Speaking of his fellow politicians, as they court one fiscal disaster after another, Max the senator summed things up beautifully when he said, "We're acting like we don't know how to run the country." Sen. Max Baucus, D-Mont., is chairman of the Senate Finance Committee, so he should know.
It's a mighty convincing act in a budget melodrama that seems to never end. It moves from one familiar backdrop to another. The script stays the same, though there are a few variations. Take the horror show over raising the national debt ceiling before it tops out in May and certainly before it becomes impossible for the U.S. government to borrow any money, probably in July. This time, President Barack Obama has decided to dabble at the role of leading man.
The Republican House and Senate leaders had their reaction to the meeting even before it began. It was more like a taunt, with House Speaker John Boehner, R-Ohio, offering sarcastic congratulations that Obama had "finally decided to engage."
The scene quickly shifted. Obama went to nearby George Washington University, which is appropriate because if the entire national debt was individual dollar bills, we'd see Washington's face more than 14 trillion times.
The Obama outline envisions the elimination of four of those trillions over 12 years.

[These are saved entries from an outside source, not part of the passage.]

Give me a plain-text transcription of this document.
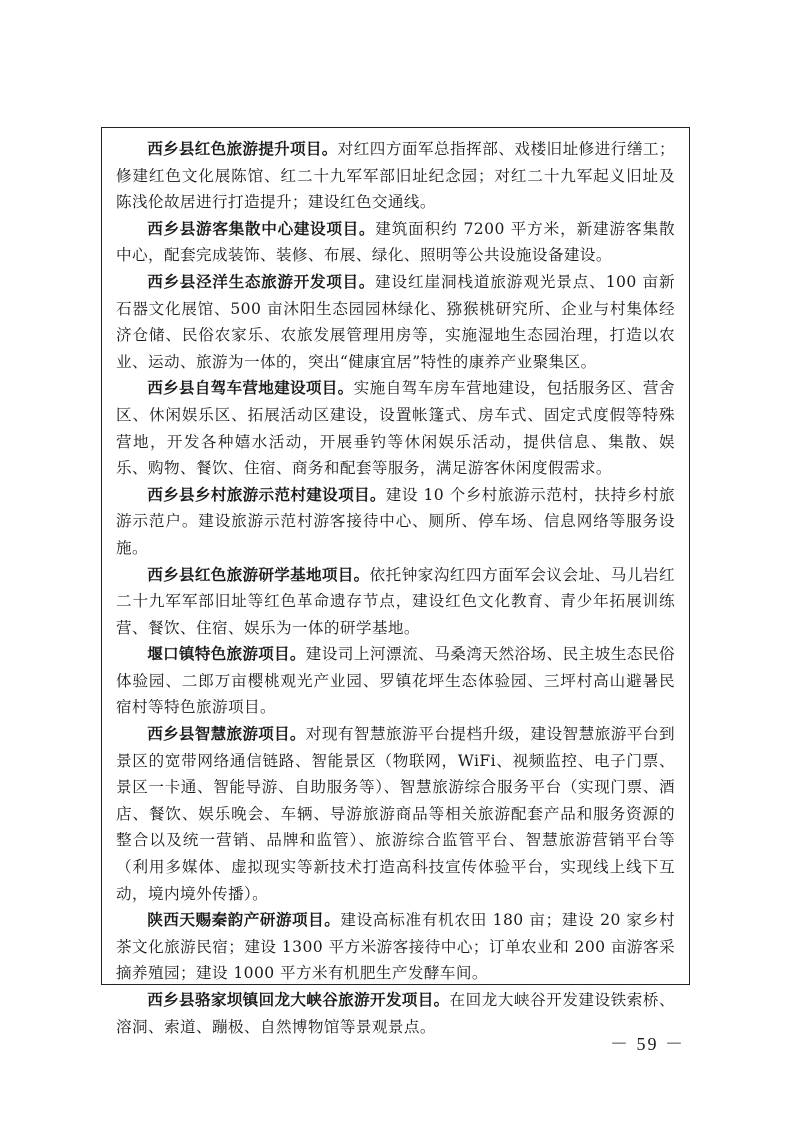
西乡县红色旅游提升项目。对红四方面军总指挥部、戏楼旧址修进行缮工；修建红色文化展陈馆、红二十九军军部旧址纪念园；对红二十九军起义旧址及陈浅伦故居进行打造提升；建设红色交通线。

西乡县游客集散中心建设项目。建筑面积约 7200 平方米，新建游客集散中心，配套完成装饰、装修、布展、绿化、照明等公共设施设备建设。

西乡县泾洋生态旅游开发项目。建设红崖洞栈道旅游观光景点、100 亩新石器文化展馆、500 亩沐阳生态园园林绿化、猕猴桃研究所、企业与村集体经济仓储、民俗农家乐、农旅发展管理用房等，实施湿地生态园治理，打造以农业、运动、旅游为一体的，突出“健康宜居”特性的康养产业聚集区。

西乡县自驾车营地建设项目。实施自驾车房车营地建设，包括服务区、营舍区、休闲娱乐区、拓展活动区建设，设置帐篷式、房车式、固定式度假等特殊营地，开发各种嬉水活动，开展垂钓等休闲娱乐活动，提供信息、集散、娱乐、购物、餐饮、住宿、商务和配套等服务，满足游客休闲度假需求。

西乡县乡村旅游示范村建设项目。建设 10 个乡村旅游示范村，扶持乡村旅游示范户。建设旅游示范村游客接待中心、厕所、停车场、信息网络等服务设施。

西乡县红色旅游研学基地项目。依托钟家沟红四方面军会议会址、马儿岩红二十九军军部旧址等红色革命遗存节点，建设红色文化教育、青少年拓展训练营、餐饮、住宿、娱乐为一体的研学基地。

堰口镇特色旅游项目。建设司上河漂流、马桑湾天然浴场、民主坡生态民俗体验园、二郎万亩樱桃观光产业园、罗镇花坪生态体验园、三坪村高山避暑民宿村等特色旅游项目。

西乡县智慧旅游项目。对现有智慧旅游平台提档升级，建设智慧旅游平台到景区的宽带网络通信链路、智能景区（物联网，WiFi、视频监控、电子门票、景区一卡通、智能导游、自助服务等）、智慧旅游综合服务平台（实现门票、酒店、餐饮、娱乐晚会、车辆、导游旅游商品等相关旅游配套产品和服务资源的整合以及统一营销、品牌和监管）、旅游综合监管平台、智慧旅游营销平台等（利用多媒体、虚拟现实等新技术打造高科技宣传体验平台，实现线上线下互动，境内境外传播）。

陕西天赐秦韵产研游项目。建设高标准有机农田 180 亩；建设 20 家乡村茶文化旅游民宿；建设 1300 平方米游客接待中心；订单农业和 200 亩游客采摘养殖园；建设 1000 平方米有机肥生产发酵车间。

西乡县骆家坝镇回龙大峡谷旅游开发项目。在回龙大峡谷开发建设铁索桥、溶洞、索道、蹦极、自然博物馆等景观景点。

－ 59 －
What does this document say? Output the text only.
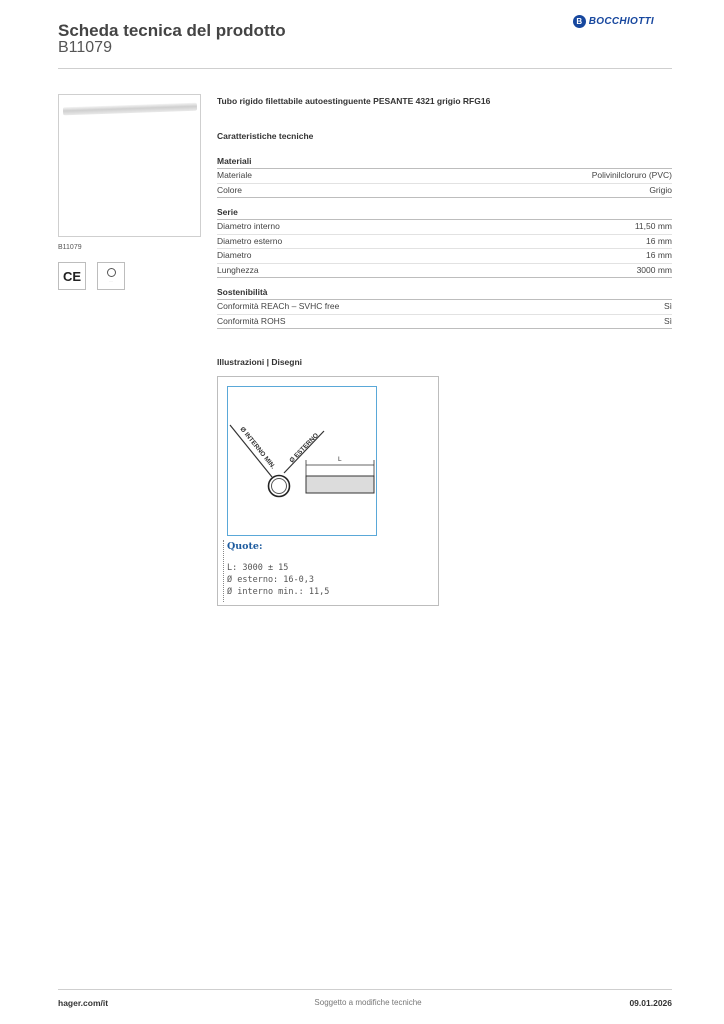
Scheda tecnica del prodotto
B11079
B BOCCHIOTTI
B11079
CE	····
Tubo rigido filettabile autoestinguente PESANTE 4321 grigio RFG16
Caratteristiche tecniche
Materiali
Materiale	Polivinilcloruro (PVC)
Colore	Grigio
Serie
Diametro interno	11,50 mm
Diametro esterno	16 mm
Diametro	16 mm
Lunghezza	3000 mm
Sostenibilità
Conformità REACh – SVHC free	Sì
Conformità ROHS	Sì
Illustrazioni | Disegni
Ø INTERNO MIN. Ø ESTERNO	L
Quote:
L: 3000 ± 15
Ø esterno: 16-0,3
Ø interno min.: 11,5
hager.com/it	Soggetto a modifiche tecniche	09.01.2026
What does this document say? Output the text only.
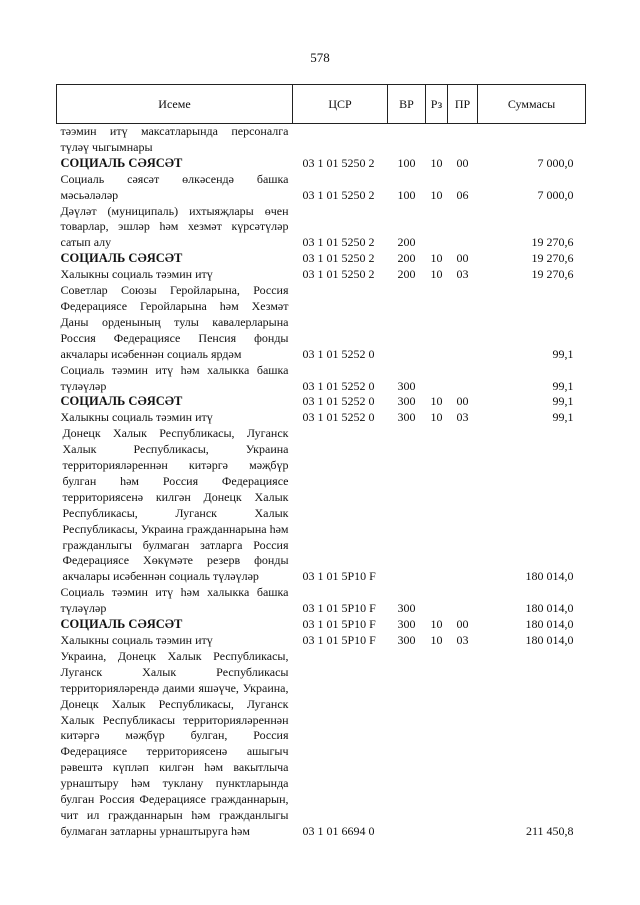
578
Исеме	ЦСР	ВР	Рз	ПР	Суммасы
тәэмин итү максатларында персоналга түләү чыгымнары					
СОЦИАЛЬ СӘЯСӘТ	03 1 01 5250 2	100	10	00	7 000,0
Социаль сәясәт өлкәсендә башка мәсьәләләр	03 1 01 5250 2	100	10	06	7 000,0
Дәүләт (муниципаль) ихтыяҗлары өчен товарлар, эшләр һәм хезмәт күрсәтүләр сатып алу	03 1 01 5250 2	200			19 270,6
СОЦИАЛЬ СӘЯСӘТ	03 1 01 5250 2	200	10	00	19 270,6
Халыкны социаль тәэмин итү	03 1 01 5250 2	200	10	03	19 270,6
Советлар Союзы Геройларына, Россия Федерациясе Геройларына һәм Хезмәт Даны орденының тулы кавалерларына Россия Федерациясе Пенсия фонды акчалары исәбеннән социаль ярдәм	03 1 01 5252 0				99,1
Социаль тәэмин итү һәм халыкка башка түләүләр	03 1 01 5252 0	300			99,1
СОЦИАЛЬ СӘЯСӘТ	03 1 01 5252 0	300	10	00	99,1
Халыкны социаль тәэмин итү	03 1 01 5252 0	300	10	03	99,1
Донецк Халык Республикасы, Луганск Халык Республикасы, Украина территорияләреннән китәргә мәҗбүр булган һәм Россия Федерациясе территориясенә килгән Донецк Халык Республикасы, Луганск Халык Республикасы, Украина гражданнарына һәм гражданлыгы булмаган затларга Россия Федерациясе Хөкүмәте резерв фонды акчалары исәбеннән социаль түләүләр	03 1 01 5Р10 F				180 014,0
Социаль тәэмин итү һәм халыкка башка түләүләр	03 1 01 5Р10 F	300			180 014,0
СОЦИАЛЬ СӘЯСӘТ	03 1 01 5Р10 F	300	10	00	180 014,0
Халыкны социаль тәэмин итү	03 1 01 5Р10 F	300	10	03	180 014,0
Украина, Донецк Халык Республикасы, Луганск Халык Республикасы территорияләрендә даими яшәүче, Украина, Донецк Халык Республикасы, Луганск Халык Республикасы территорияләреннән китәргә мәҗбүр булган, Россия Федерациясе территориясенә ашыгыч рәвештә күпләп килгән һәм вакытлыча урнаштыру һәм туклану пунктларында булган Россия Федерациясе гражданнарын, чит ил гражданнарын һәм гражданлыгы булмаган затларны урнаштыруга һәм	03 1 01 6694 0				211 450,8
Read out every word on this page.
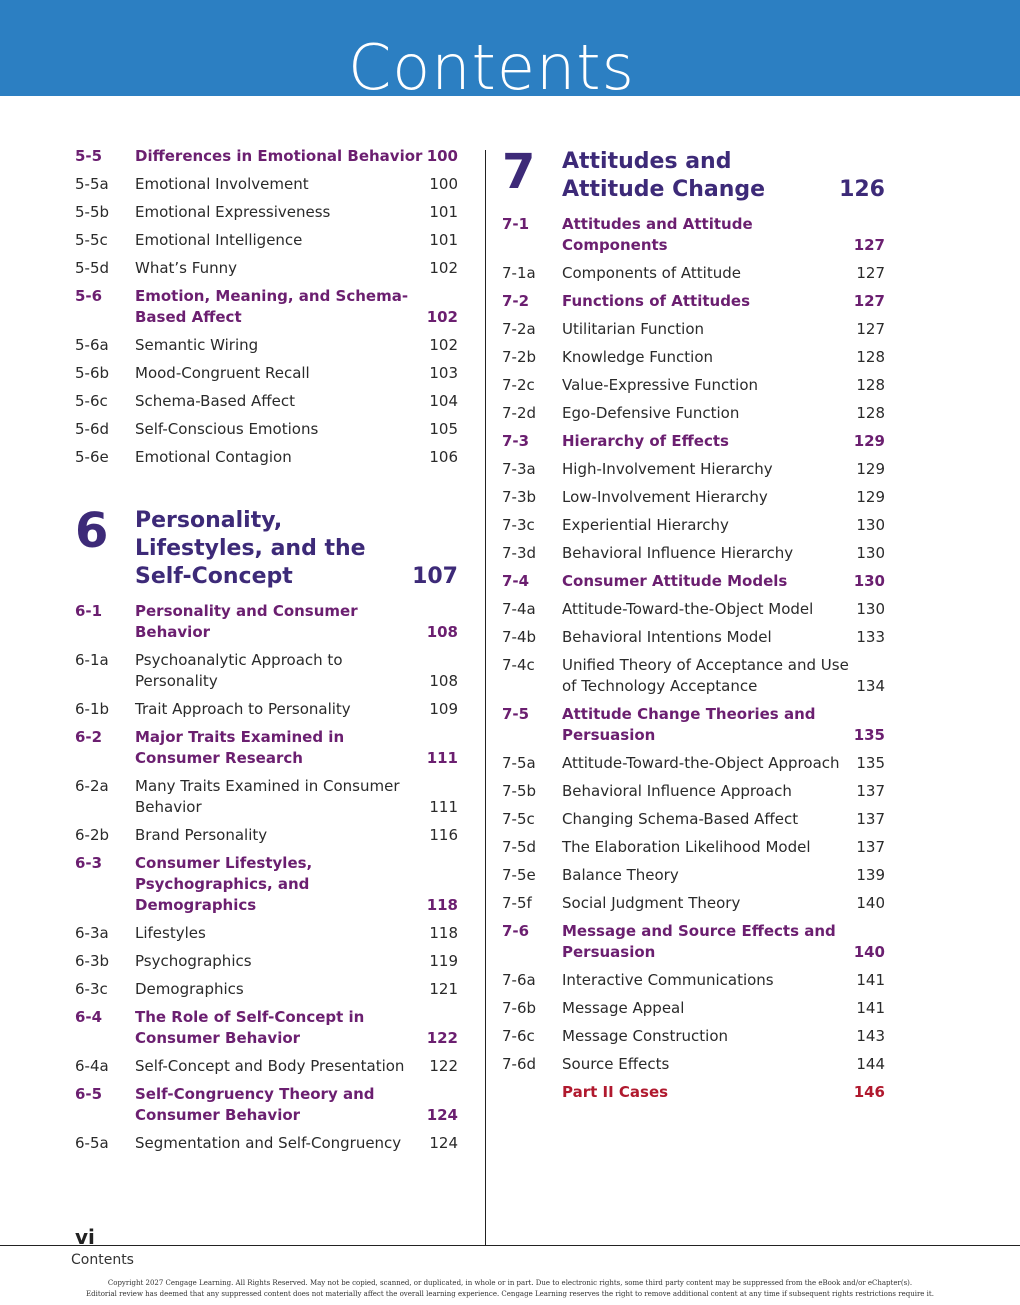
Contents
5-5	Differences in Emotional Behavior 100
5-5a	Emotional Involvement	100
5-5b	Emotional Expressiveness	101
5-5c	Emotional Intelligence	101
5-5d	What’s Funny	102
5-6	Emotion, Meaning, and Schema-Based Affect	102
5-6a	Semantic Wiring	102
5-6b	Mood-Congruent Recall	103
5-6c	Schema-Based Affect	104
5-6d	Self-Conscious Emotions	105
5-6e	Emotional Contagion	106
6	Personality, Lifestyles, and the Self-Concept	107
6-1	Personality and Consumer Behavior	108
6-1a	Psychoanalytic Approach to Personality	108
6-1b	Trait Approach to Personality	109
6-2	Major Traits Examined in Consumer Research	111
6-2a	Many Traits Examined in Consumer Behavior	111
6-2b	Brand Personality	116
6-3	Consumer Lifestyles, Psychographics, and Demographics	118
6-3a	Lifestyles	118
6-3b	Psychographics	119
6-3c	Demographics	121
6-4	The Role of Self-Concept in Consumer Behavior	122
6-4a	Self-Concept and Body Presentation	122
6-5	Self-Congruency Theory and Consumer Behavior	124
6-5a	Segmentation and Self-Congruency	124
7	Attitudes and Attitude Change	126
7-1	Attitudes and Attitude Components	127
7-1a	Components of Attitude	127
7-2	Functions of Attitudes	127
7-2a	Utilitarian Function	127
7-2b	Knowledge Function	128
7-2c	Value-Expressive Function	128
7-2d	Ego-Defensive Function	128
7-3	Hierarchy of Effects	129
7-3a	High-Involvement Hierarchy	129
7-3b	Low-Involvement Hierarchy	129
7-3c	Experiential Hierarchy	130
7-3d	Behavioral Influence Hierarchy	130
7-4	Consumer Attitude Models	130
7-4a	Attitude-Toward-the-Object Model	130
7-4b	Behavioral Intentions Model	133
7-4c	Unified Theory of Acceptance and Use of Technology Acceptance	134
7-5	Attitude Change Theories and Persuasion	135
7-5a	Attitude-Toward-the-Object Approach	135
7-5b	Behavioral Influence Approach	137
7-5c	Changing Schema-Based Affect	137
7-5d	The Elaboration Likelihood Model	137
7-5e	Balance Theory	139
7-5f	Social Judgment Theory	140
7-6	Message and Source Effects and Persuasion	140
7-6a	Interactive Communications	141
7-6b	Message Appeal	141
7-6c	Message Construction	143
7-6d	Source Effects	144
Part II Cases	146
vi
Contents
Copyright 2027 Cengage Learning. All Rights Reserved. May not be copied, scanned, or duplicated, in whole or in part. Due to electronic rights, some third party content may be suppressed from the eBook and/or eChapter(s).
Editorial review has deemed that any suppressed content does not materially affect the overall learning experience. Cengage Learning reserves the right to remove additional content at any time if subsequent rights restrictions require it.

Two of them would come with spending cuts and one, as he put it, would be agreement to "reduce spending in the tax code." That's his term for higher taxes for the wealthy.
The Republican plan, which comes from Rep. Paul Ryan, R-Wis., the GOP's House Budget Committee chairman, has no tax increase. It claims over 4 trillion dollars in deficit reduction over 10 years.
Obama called for "shared sacrifice" as opposed to "sacrifice from those who can least afford it."
Many in his camp complain that Obama has been too willing to sacrifice his principles, that his words would have more meaning if he meant them. To win them over, he would need to act on principle instead of expedience.
Raise-taxes-on-the-wealthy has been boilerplate Obama for awhile now, but each time his boilerplate turns cold when exposed to the heat of opposition politics. Last year, his party was still in the majority in the House of Representatives. Even so, when it came to a tax hike for those who make more than $250,000 a year, he left a revenue shortfall of $700 billion.
Now Republicans control the House and the tea partiers control the Republicans. Once again, Boehner adamantly insists that any tax hike is a "non-starter." Still, after the White House meeting, Senate Minority Leader Mitch McConnell, R-Ky., described a plot where everyone would "deal with what's doable," whatever that means.
We can only hope something is "doable." The stakes are too high for all this suspense. Surely, our performers realize that if they can't perform and reach agreement and raise the debt ceiling, the entire financial structure will come crashing down onto the national stage. They could not possibly allow that to happen. Or could they?